Sir Walter Wrottesley (died 1473), was a Captain of Calais.

He was eldest son of Hugh Wrottesley (d 1464) and his wife Thomasine, daughter of Sir John Gresley of Drakelaw. The family, whose name seems originally to have been Verdon, had been settled at Wrottesley in Staffordshire for many centuries, the first to adopt the name Wrottesley being William de Verdon, who succeeded to the manor in 1199, and died in 1242.

Walter, the High Sheriff of Staffordshire for 1460-61, was a firm adherent of Warwick "the king-maker". On 26 January 1461–2, styled a ‘king's knight’, he was granted the manors of Ramsham and Penpole, Dorset, formerly belonging to William Neville, 1st Earl of Kent.

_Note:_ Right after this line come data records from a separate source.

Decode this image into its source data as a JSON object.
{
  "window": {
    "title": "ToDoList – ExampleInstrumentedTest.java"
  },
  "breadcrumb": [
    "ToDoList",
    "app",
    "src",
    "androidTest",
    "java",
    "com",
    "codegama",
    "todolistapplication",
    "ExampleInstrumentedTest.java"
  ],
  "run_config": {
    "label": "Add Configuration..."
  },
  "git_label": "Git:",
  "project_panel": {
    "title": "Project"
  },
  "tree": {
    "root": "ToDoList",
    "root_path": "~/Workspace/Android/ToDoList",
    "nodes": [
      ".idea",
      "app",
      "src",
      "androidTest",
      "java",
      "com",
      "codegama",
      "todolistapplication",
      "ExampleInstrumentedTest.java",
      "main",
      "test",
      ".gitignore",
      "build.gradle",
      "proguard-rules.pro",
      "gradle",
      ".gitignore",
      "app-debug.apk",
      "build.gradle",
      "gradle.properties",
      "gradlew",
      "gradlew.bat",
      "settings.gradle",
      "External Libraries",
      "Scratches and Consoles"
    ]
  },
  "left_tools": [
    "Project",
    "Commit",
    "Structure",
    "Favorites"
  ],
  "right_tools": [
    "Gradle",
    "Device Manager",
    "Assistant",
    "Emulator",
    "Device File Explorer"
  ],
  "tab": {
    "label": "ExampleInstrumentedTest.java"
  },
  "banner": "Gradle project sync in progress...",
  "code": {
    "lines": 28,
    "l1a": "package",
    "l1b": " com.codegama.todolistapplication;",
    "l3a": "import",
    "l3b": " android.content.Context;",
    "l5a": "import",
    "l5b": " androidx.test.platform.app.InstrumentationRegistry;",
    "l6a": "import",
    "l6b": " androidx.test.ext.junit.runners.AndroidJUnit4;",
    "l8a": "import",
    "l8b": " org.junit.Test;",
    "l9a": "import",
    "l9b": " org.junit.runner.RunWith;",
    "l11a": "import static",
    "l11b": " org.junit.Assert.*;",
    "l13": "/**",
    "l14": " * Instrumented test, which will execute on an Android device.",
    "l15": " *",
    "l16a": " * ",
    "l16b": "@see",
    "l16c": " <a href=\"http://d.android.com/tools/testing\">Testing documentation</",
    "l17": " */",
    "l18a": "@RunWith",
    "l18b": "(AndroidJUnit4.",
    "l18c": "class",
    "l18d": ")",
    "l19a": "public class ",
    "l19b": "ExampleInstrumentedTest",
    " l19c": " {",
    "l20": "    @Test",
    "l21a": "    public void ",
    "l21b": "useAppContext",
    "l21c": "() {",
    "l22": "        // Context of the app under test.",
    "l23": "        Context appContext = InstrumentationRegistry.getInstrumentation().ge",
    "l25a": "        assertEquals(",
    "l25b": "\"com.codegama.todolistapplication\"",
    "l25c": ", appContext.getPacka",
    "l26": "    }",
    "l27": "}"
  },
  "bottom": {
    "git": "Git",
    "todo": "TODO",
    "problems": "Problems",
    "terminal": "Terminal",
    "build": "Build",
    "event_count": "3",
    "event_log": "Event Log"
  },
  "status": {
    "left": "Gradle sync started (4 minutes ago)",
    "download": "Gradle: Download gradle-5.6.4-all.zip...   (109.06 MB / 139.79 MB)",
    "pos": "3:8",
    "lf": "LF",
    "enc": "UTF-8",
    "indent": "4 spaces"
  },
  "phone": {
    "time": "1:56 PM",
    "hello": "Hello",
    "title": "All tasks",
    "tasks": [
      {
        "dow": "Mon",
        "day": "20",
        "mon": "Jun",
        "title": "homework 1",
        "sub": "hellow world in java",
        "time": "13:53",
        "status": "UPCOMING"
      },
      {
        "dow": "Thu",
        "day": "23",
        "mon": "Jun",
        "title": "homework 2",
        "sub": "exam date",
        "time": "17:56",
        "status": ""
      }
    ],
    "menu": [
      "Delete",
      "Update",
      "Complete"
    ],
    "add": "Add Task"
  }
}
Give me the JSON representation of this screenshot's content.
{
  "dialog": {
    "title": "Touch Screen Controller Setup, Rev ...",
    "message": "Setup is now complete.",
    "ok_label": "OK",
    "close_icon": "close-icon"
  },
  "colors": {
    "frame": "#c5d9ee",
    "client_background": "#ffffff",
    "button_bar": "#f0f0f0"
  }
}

Grants of the manors of Clynte, Hondesworth, and Mere in Staffordshire, formerly belonging to the Lancastrian James Butler, Earl of Wiltshire, soon followed, and on 14 June 1463 Wrottesley was one of those to whom Warwick was allowed to alienate manors and castles, although their reversion might belong to the crown. Wrottesley joined Warwick in his attempt to overthrow the Woodvilles, and when in 1471 the king-maker restored Henry VI, Wrottesley was put in command of Calais, a stronghold of the Nevilles. After Warwick's defeat and death at Barnet on 14 April, Wrottesley surrendered Calais to Edward IV in exchange for a free pardon.

He died in 1473 and is said to have been buried in Greyfriars Church, London. By his wife Jane, daughter of William Baron of Reading, he left two sons — Richard, who succeeded him, and was Sheriff of Staffordshire for 1492–3, and William — and three daughters. His descendant, Sir Walter Wrottesley (d. 1659), was created a baronet in 1642, and the seventh baronet, Sir Richard Wrottesley (d. 1769), Dean of Worcester, was grandfather of John, first Baron Wrottesley.